Even with these worries, the long-term picture is still positive. Analysts think that the macroeconomy will be in better shape, especially as the Federal Reserve’s easing cycle goes on. On the prediction market Myriad, people think there is a 61% chance that Ethereum will go up to $4,500 instead of down to $3,100.Hacks and Investor Fear Add Pressure
Adding to the uncertainty, Ethereum recently faced another security scare after a Balancer exploit drained about $128 million in assets from the network. The hack has further dented confidence in Ethereum’s DeFi infrastructure, already under scrutiny from regulators and investors alike.
According to The Motley Fool, Ethereum fell 6.1% in the past 24 hours and is now 25% below its August highs. Despite this, some investors — including BitMine, which recently purchased over 82,000 ETH tokens — remain bullish on the network’s long-term potential.
“Sentiment is dominating Ethereum’s price action right now,” the report stated, noting that panic selling and FOMO-driven buying continue to overshadow fundamental growth metrics
Analyst Views: Ethereum Still the Strongest Ecosystem
Not all analysts are bearish. Popular crypto trader Michaël van de Poppe said on X (formerly Twitter) that Ethereum remains the best ecosystem to invest in, citing its developer activity, expanding product base, and strong network effects.
He noted that ETH is “close to a push toward a new all-time high above $5,000,” contingent on breaking key resistance levels at $3,880 and sustaining momentum above the $3,887.35 session high.
Data from CoinDesk Research showed Ethereum’s intraday path ranged between $3,771 and $3,822, with buyers active early but sellers guarding the upper band. Support currently sits at $3,680–$3,720, while resistance remains strong near $3,860–$3,880.
What’s Next for Ethereum?
The price of Ethereum is now around $3,834, up from a daily low of $3,687 (CoinGecko). Analysts think that the network’s basics are still strong, but prices won’t be stable again until investors become more active and take over the demand side of the market.
Prices are expected to stay the same in the short term, between $3,730 and $3,880. Traders are looking for a clear break above $3,880 to see what the next move up will be.
Key Takeaways
- Ethereum’s price is locked in a greed-and-panic cycle driven by leverage.
Analysts say a derivatives reset and spot demand are essential for a breakout.
A $128M hack and bearish sentiment have weighed on ETH’s short-term outlook.
Long-term investors remain confident in Ethereum’s ecosystem strength.

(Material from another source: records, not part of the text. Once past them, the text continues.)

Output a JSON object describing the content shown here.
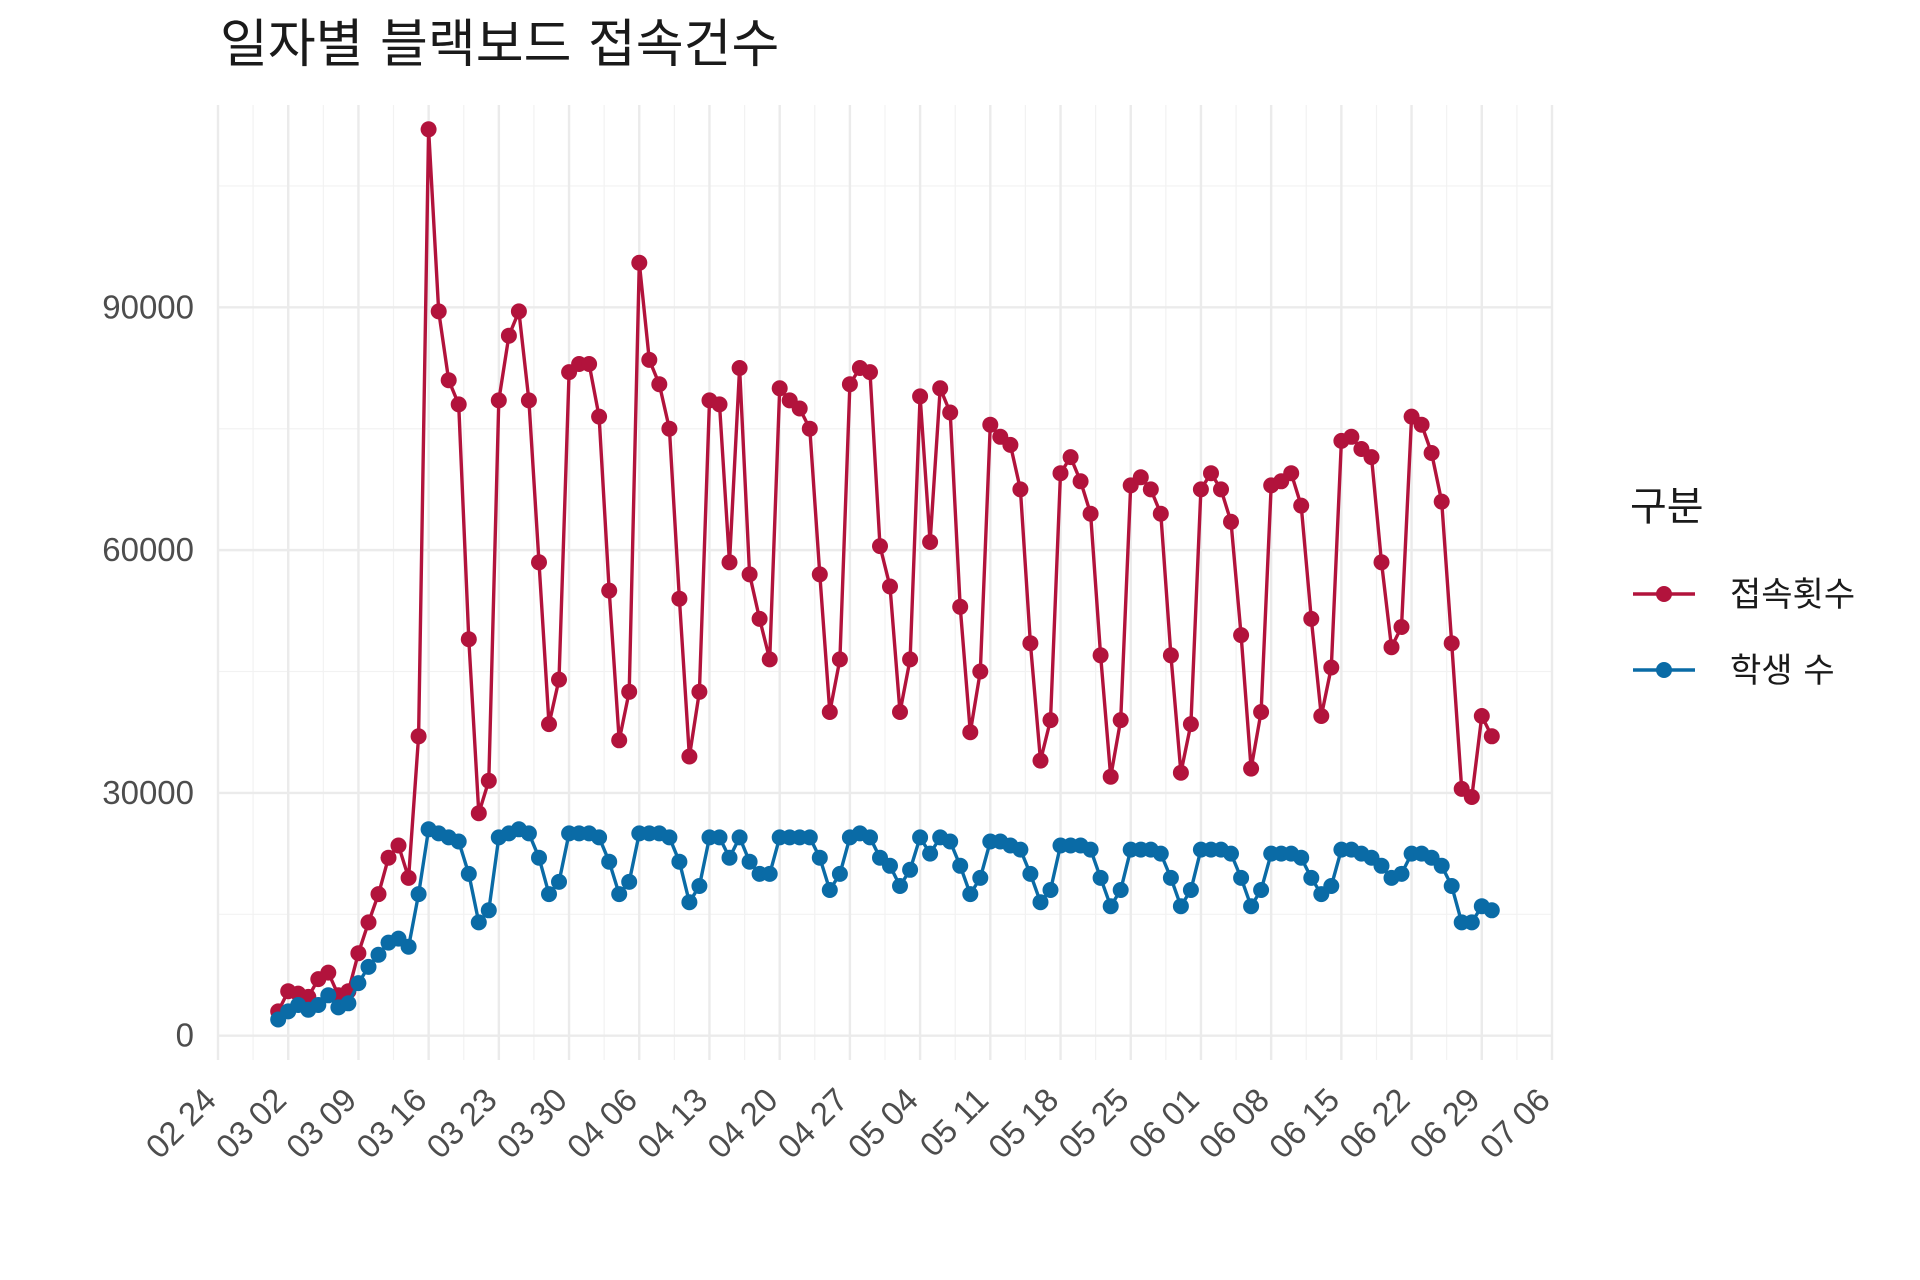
{
  "chart_data": {
    "type": "line",
    "title": "일자별 블랙보드 접속건수",
    "xlabel": "",
    "ylabel": "",
    "x_start": "2020-03-01",
    "x_end": "2020-06-30",
    "xlim": [
      "2020-02-24",
      "2020-07-06"
    ],
    "ylim": [
      0,
      112000
    ],
    "y_ticks": [
      0,
      30000,
      60000,
      90000
    ],
    "x_tick_labels": [
      "02 24",
      "03 02",
      "03 09",
      "03 16",
      "03 23",
      "03 30",
      "04 06",
      "04 13",
      "04 20",
      "04 27",
      "05 04",
      "05 11",
      "05 18",
      "05 25",
      "06 01",
      "06 08",
      "06 15",
      "06 22",
      "06 29",
      "07 06"
    ],
    "grid": true,
    "legend": {
      "title": "구분",
      "position": "right"
    },
    "series": [
      {
        "name": "접속횟수",
        "color": "#B2133C",
        "values": [
          3000,
          5500,
          5200,
          4800,
          7000,
          7800,
          5000,
          5500,
          10200,
          14000,
          17500,
          22000,
          23500,
          19500,
          37000,
          112000,
          89500,
          81000,
          78000,
          49000,
          27500,
          31500,
          78500,
          86500,
          89500,
          78500,
          58500,
          38500,
          44000,
          82000,
          83000,
          83000,
          76500,
          55000,
          36500,
          42500,
          95500,
          83500,
          80500,
          75000,
          54000,
          34500,
          42500,
          78500,
          78000,
          58500,
          82500,
          57000,
          51500,
          46500,
          80000,
          78500,
          77500,
          75000,
          57000,
          40000,
          46500,
          80500,
          82500,
          82000,
          60500,
          55500,
          40000,
          46500,
          79000,
          61000,
          80000,
          77000,
          53000,
          37500,
          45000,
          75500,
          74000,
          73000,
          67500,
          48500,
          34000,
          39000,
          69500,
          71500,
          68500,
          64500,
          47000,
          32000,
          39000,
          68000,
          69000,
          67500,
          64500,
          47000,
          32500,
          38500,
          67500,
          69500,
          67500,
          63500,
          49500,
          33000,
          40000,
          68000,
          68500,
          69500,
          65500,
          51500,
          39500,
          45500,
          73500,
          74000,
          72500,
          71500,
          58500,
          48000,
          50500,
          76500,
          75500,
          72000,
          66000,
          48500,
          30500,
          29500,
          39500,
          37000
        ]
      },
      {
        "name": "학생 수",
        "color": "#0A6BA6",
        "values": [
          2000,
          3000,
          3800,
          3200,
          3800,
          5000,
          3500,
          4000,
          6500,
          8500,
          10000,
          11500,
          12000,
          11000,
          17500,
          25500,
          25000,
          24500,
          24000,
          20000,
          14000,
          15500,
          24500,
          25000,
          25500,
          25000,
          22000,
          17500,
          19000,
          25000,
          25000,
          25000,
          24500,
          21500,
          17500,
          19000,
          25000,
          25000,
          25000,
          24500,
          21500,
          16500,
          18500,
          24500,
          24500,
          22000,
          24500,
          21500,
          20000,
          20000,
          24500,
          24500,
          24500,
          24500,
          22000,
          18000,
          20000,
          24500,
          25000,
          24500,
          22000,
          21000,
          18500,
          20500,
          24500,
          22500,
          24500,
          24000,
          21000,
          17500,
          19500,
          24000,
          24000,
          23500,
          23000,
          20000,
          16500,
          18000,
          23500,
          23500,
          23500,
          23000,
          19500,
          16000,
          18000,
          23000,
          23000,
          23000,
          22500,
          19500,
          16000,
          18000,
          23000,
          23000,
          23000,
          22500,
          19500,
          16000,
          18000,
          22500,
          22500,
          22500,
          22000,
          19500,
          17500,
          18500,
          23000,
          23000,
          22500,
          22000,
          21000,
          19500,
          20000,
          22500,
          22500,
          22000,
          21000,
          18500,
          14000,
          14000,
          16000,
          15500
        ]
      }
    ]
  }
}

Key support: $3,680–$3,720; resistance: $3,880–$3,887.
Conclusion
There are still two markets in Ethereum’s history: one is run by short-term players looking for leverage, and the other is run by long-term believers in blockchain innovation. The price of the cryptocurrency may stay unstable until spot buyers take back control, going back and forth between fear and hope. But for people who are betting on Ethereum’s technology, the current drop may still be a chance, not a loss.